Amateurs of sports photography and wildlife photography are generally well aware that the Holy Grail of lenses seems to be a (relatively) light tele-zoom lens of 100-400mm range and an aperture under f/5.6. This set of features allows a lot of versatility (tele range with the ability to quickly and easily change the frame) and a good behaviour in terms of AF (most modern AF behave correctly up to f/5.6 but no further than this).
This is the reason why the Canon 100-400mm f/4.5-5.6 L IS UM and Nikon AF 80-400mm VR f/4.5-5.6 D ED has been so successful despite their obviously high prices (around $2000). When I’m on photo safari, I’d say that about half the people around me have one of the Canons as their main lens (somtimes, it’s even their only lens).
Some time ago, Sigma added its own version of this lens (see this high-end zoom lens comparison). And it was a winner in terms of price-performance.
Now, we can expect several significant news in this range of products coming from different manufacturers.

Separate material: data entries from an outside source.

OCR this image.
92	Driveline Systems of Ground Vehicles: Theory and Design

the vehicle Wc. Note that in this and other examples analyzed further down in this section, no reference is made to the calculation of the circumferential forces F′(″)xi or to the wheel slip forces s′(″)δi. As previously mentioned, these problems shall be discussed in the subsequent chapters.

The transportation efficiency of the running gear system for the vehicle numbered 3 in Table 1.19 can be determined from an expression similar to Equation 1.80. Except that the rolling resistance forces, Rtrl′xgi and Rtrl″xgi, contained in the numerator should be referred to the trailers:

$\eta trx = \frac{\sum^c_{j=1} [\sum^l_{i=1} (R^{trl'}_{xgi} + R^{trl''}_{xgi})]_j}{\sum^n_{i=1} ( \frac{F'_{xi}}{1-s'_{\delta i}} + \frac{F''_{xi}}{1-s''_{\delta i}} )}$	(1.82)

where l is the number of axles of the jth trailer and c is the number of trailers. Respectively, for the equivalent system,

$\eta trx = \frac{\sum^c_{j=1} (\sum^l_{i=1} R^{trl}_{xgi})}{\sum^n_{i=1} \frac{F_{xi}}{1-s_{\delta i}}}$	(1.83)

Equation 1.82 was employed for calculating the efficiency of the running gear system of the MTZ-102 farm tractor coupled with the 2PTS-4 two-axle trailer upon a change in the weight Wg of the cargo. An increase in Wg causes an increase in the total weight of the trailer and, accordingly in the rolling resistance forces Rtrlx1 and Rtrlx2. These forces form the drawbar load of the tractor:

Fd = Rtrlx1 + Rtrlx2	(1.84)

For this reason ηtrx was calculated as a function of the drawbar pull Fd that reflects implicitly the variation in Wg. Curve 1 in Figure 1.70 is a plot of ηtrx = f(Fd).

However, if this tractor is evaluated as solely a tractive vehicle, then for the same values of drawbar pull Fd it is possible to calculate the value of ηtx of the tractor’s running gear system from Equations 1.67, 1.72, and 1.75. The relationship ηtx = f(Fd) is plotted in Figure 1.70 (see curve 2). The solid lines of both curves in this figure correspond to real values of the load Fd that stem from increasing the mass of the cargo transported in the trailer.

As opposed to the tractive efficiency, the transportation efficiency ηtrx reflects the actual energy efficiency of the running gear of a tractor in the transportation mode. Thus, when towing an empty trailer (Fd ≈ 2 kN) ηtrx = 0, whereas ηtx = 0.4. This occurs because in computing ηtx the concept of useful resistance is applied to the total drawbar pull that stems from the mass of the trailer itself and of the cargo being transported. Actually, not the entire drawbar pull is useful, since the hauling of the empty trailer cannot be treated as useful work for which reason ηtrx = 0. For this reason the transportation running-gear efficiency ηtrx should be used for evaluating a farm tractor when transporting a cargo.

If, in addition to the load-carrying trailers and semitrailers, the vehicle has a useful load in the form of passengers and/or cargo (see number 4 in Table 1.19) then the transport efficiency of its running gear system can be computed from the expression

- Sony presented about a year ago a mockup of a zoom lens corresponding well to this range. The word is out that it will be a 70-400mm f/5.6 zoom presented to the European press on August 14th (for an official launch in the beginning of September, probably at the same time Sony launches the Sony Alpha 800 and/or Sony Alpha 900 Full Frame camera(s)).
- According to some rumors (mainly originating from an unsubstantiated initial post at NikonRumours), there will soon be a Nikon AF80-400mm f/4.5-5.6D ED VR update. And this should be explaining the reduced availability of the original version.
I would even be tempted to read between the lines of a recent test article of Chasseur d’Image and say that Canon will also be hard pressed to provide an update to its aging 100-400mm. After all, it’s a real cash cow and a sure sale for owners of top- and mid-range cameras like the Canon EOS 40D (and possibly its successor EOS 50D – next year?).